ISO/IEC TR 29110-5-6-2: Very Small Entities — Software Engineering Deployment Package

Practical software engineering guidance for VSEs based on ISO/IEC 29110 profiles

ISO/IEC TR 29110-5-6-2 provides a Deployment Package for software engineering within the VSE framework. It builds upon the Entry Profile (5-1-4) by adding deeper guidance on software-specific technical practices while maintaining the lightweight, outcome-oriented approach that makes 29110 accessible to small teams.

Think of 5-6-2 as the “how” to complement the Entry Profile’s “what.” Where 5-1-4 defines what work products to create, 5-6-2 provides concrete techniques for creating them — from use case modeling to test-driven development.

Software Engineering Practices in the Deployment Package

The Deployment Package organizes software engineering practices into three categories: requirements engineering, design and construction, and verification and validation. Each category includes recommended techniques, expected work products, and tailoring guidance for different project types.

Practice Category Recommended Techniques Work Products When to Tailor
Requirements Engineering User stories, use cases, acceptance criteria (Gherkin), requirements prioritization (MoSCoW) Product Backlog, Software Requirements Specification, Use Case Diagram Internal tools → user stories only; safety-critical → full SRS with traceability
Design & Construction Modular design, API-first, coding standards, continuous integration, refactoring Software Architecture Document, Source Code, Coding Standards Document Prototype → minimal design documentation; long-lived product → architecture records (ADRs)
Verification & Validation Unit testing, integration testing, system testing, acceptance testing, static analysis, peer review Test Plan, Test Cases, Test Report, Code Review Checklist Low-risk → automated unit tests + manual acceptance; high-risk → full test matrix + independent review
A common pitfall for VSEs is treating testing as a phase rather than an activity. When testing is scheduled as a phase at the end of development, teams inevitably run out of time and ship untested software. The Deployment Package emphasizes that testing activities must run in parallel with construction activities.

Engineering Insights: Technical Debt Management for Small Teams

VSEs operate under constant resource pressure and frequently take on technical debt to meet deadlines. The Deployment Package addresses this reality not by forbidding technical debt — which would be unrealistic — but by providing a technical debt register template. Each debt item is recorded with its estimated remediation effort and business impact. The Project Manager reviews the register during each planning cycle and allocates a fixed percentage of capacity (typically 15-20%) to debt reduction.

A second key insight is the definition of done (DoD) pattern.

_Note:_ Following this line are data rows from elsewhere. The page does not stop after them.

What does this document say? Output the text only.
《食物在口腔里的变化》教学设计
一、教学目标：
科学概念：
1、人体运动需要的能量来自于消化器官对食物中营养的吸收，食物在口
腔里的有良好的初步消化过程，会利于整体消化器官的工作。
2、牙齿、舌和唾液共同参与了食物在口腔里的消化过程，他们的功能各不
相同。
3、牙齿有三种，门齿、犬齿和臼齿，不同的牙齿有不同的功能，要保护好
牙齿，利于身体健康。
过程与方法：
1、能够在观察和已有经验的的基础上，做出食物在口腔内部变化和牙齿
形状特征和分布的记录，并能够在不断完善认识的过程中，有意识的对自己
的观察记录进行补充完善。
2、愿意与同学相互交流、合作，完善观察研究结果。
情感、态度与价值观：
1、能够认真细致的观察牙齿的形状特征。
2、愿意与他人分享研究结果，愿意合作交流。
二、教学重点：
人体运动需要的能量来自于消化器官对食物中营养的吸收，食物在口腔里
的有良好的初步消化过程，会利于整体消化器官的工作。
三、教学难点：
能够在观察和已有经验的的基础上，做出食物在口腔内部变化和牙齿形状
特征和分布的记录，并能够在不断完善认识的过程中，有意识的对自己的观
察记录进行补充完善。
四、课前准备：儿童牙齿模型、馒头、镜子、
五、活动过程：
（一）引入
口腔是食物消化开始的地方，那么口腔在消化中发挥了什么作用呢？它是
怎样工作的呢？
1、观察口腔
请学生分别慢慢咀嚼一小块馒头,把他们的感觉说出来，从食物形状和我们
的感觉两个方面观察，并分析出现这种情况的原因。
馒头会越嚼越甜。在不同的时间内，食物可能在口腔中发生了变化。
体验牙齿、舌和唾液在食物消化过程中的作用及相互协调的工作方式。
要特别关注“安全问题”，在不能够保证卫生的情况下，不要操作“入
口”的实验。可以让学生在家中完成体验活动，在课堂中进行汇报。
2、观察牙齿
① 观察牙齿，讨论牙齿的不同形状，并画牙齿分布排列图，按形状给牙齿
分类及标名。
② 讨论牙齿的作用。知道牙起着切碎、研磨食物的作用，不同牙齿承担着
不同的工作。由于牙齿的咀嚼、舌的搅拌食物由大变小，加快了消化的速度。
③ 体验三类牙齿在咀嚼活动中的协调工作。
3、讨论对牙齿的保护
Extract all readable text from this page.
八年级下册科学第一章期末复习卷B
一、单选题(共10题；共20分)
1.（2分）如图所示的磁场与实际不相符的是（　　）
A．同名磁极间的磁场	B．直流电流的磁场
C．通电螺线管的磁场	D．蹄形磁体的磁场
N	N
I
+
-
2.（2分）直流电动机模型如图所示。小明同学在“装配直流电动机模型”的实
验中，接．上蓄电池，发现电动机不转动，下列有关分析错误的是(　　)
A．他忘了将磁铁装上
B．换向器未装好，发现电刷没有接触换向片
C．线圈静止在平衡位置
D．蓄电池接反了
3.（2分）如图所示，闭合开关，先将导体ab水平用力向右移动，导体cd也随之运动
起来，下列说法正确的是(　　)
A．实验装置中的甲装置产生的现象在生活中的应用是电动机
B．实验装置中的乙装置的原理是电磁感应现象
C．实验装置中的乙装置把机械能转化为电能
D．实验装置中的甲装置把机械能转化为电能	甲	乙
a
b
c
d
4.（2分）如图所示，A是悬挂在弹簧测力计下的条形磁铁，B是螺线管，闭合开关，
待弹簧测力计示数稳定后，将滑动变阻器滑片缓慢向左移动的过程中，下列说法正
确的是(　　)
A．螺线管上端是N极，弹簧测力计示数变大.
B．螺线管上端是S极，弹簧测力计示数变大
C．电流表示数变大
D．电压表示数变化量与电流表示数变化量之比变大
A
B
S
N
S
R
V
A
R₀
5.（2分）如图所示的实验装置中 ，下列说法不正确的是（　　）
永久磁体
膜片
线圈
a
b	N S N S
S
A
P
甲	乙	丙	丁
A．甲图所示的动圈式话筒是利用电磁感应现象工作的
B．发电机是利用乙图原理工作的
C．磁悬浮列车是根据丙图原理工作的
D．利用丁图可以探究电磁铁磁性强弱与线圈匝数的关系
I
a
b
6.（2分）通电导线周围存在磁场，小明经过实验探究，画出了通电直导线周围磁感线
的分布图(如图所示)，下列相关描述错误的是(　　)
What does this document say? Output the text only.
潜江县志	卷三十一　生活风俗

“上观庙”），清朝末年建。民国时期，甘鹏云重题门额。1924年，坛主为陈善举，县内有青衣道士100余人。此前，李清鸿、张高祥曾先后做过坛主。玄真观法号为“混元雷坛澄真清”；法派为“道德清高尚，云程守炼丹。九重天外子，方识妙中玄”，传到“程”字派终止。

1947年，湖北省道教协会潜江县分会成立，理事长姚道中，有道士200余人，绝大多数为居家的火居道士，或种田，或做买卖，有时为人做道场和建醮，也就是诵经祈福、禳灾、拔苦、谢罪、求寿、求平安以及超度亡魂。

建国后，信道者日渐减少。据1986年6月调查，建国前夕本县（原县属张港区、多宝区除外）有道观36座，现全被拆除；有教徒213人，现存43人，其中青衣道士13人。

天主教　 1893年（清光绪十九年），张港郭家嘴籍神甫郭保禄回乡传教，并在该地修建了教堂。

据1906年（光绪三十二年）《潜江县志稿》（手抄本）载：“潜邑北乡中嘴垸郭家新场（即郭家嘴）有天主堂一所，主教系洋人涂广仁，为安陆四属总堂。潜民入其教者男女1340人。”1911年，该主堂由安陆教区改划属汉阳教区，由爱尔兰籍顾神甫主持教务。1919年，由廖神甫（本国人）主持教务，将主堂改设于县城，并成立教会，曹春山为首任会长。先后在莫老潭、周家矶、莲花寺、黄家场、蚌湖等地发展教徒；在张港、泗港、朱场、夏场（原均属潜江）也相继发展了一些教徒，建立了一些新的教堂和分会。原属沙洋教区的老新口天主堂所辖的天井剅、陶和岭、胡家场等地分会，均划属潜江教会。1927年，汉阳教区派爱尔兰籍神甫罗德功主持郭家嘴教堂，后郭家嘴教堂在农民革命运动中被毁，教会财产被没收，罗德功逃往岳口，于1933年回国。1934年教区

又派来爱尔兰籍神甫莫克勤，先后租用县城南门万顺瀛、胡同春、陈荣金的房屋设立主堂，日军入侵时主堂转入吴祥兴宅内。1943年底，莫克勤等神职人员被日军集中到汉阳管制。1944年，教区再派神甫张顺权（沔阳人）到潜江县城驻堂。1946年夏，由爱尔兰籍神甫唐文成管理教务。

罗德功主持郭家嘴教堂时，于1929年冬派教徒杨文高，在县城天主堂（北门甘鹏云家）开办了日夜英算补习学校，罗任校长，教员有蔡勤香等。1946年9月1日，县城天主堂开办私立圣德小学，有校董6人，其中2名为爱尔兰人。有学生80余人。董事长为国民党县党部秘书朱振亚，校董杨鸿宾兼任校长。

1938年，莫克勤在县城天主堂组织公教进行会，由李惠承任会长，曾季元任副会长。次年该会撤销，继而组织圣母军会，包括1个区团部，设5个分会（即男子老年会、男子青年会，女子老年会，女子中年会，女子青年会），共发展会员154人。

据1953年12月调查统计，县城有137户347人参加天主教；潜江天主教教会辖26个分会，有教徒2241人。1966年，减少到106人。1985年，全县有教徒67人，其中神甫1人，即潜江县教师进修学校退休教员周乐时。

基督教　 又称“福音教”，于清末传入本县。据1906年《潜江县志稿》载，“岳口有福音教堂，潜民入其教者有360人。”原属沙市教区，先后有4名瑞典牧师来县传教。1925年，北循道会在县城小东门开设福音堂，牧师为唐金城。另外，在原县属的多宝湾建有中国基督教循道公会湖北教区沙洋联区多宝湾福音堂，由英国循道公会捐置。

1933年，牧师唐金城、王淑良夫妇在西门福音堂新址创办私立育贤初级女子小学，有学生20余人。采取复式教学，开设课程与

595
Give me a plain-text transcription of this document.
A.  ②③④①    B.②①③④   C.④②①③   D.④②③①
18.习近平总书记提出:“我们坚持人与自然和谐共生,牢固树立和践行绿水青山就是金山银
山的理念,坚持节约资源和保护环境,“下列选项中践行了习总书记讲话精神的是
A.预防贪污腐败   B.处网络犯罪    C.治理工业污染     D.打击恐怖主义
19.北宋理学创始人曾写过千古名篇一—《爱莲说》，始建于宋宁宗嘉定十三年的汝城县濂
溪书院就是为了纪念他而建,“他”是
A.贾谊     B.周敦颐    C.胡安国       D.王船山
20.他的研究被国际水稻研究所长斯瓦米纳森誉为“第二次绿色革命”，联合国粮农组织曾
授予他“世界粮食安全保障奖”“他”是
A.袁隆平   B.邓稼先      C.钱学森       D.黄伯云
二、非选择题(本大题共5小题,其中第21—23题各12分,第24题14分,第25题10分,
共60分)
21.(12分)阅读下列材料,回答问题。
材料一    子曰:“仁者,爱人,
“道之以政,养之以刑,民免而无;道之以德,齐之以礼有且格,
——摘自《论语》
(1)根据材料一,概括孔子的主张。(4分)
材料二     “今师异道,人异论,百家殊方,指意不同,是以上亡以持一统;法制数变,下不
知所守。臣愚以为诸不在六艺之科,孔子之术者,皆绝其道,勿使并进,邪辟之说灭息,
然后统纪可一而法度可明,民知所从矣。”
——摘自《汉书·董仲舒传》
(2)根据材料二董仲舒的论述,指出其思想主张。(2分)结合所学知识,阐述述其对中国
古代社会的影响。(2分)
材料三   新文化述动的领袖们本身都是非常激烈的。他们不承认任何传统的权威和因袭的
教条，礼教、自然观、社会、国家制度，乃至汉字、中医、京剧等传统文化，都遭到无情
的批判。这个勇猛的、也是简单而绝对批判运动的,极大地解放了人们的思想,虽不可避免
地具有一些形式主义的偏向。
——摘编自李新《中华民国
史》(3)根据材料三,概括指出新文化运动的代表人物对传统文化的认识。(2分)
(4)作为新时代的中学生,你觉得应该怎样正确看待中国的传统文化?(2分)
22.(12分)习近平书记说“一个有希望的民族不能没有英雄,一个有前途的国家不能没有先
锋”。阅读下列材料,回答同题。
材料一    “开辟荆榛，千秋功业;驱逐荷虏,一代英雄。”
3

The Deployment Package provides a sample DoD checklist: code reviewed, unit tests passing (80%+ coverage), integration tests passing, static analysis clean, documentation updated, and acceptance criteria met. Each VSE adapts the DoD to their context and reviews it at the start of each iteration.

Selecting the Right Software Lifecycle Model

The Deployment Package does not prescribe a specific lifecycle model. Instead, it provides decision criteria: for well-understood requirements with stable technology, a sequential approach works; for exploratory projects with high uncertainty, iterative/incremental or Agile approaches are recommended. The key is that whatever model is chosen, the work products defined in 5-6-2 must be adapted to fit that model.

A 4-person team developing a SaaS analytics platform adopted the Deployment Package’s test-first approach. By writing acceptance tests before implementation, they reduced the bug-fix cycle from an average of 3 days (finding bugs during manual QA) to 4 hours (finding bugs during automated test execution). The upfront investment in test automation paid for itself within the first two sprints.

FAQs

Q: What is the difference between 5-1-4 (Entry) and 5-6-2 (Software Engineering)?
A: 5-1-4 defines the minimal set of processes and work products for a VSE to function. 5-6-2 provides richer, software-specific guidance on how to perform those processes effectively. Think of 5-1-4 as the baseline and 5-6-2 as the enhancement.
Q: Does 5-6-2 support Agile development?
A: Yes, strongly. The Deployment Package includes specific mapping between its processes and Scrum, Kanban, and XP practices. The work products map naturally to Agile artifacts: Product Backlog, Sprint Backlog, Definition of Done, and burndown charts.
Q: Is code review mandatory in the Deployment Package?
A: Peer review is mandatory in the Verification & Validation category, but the form is flexible. It can be pair programming (real-time review), pull request review (asynchronous), or formal inspection. The minimum requirement is that every code change is reviewed by at least one person other than the author.
Q: How do I demonstrate compliance with 5-6-2?
A: Compliance is demonstrated through evidence of performing the defined practices. Key evidence includes: a maintained Product Backlog or SRS, test results (automated or manual), code review records, and iteration review minutes. The Deployment Package includes compliance checklists for self-assessment.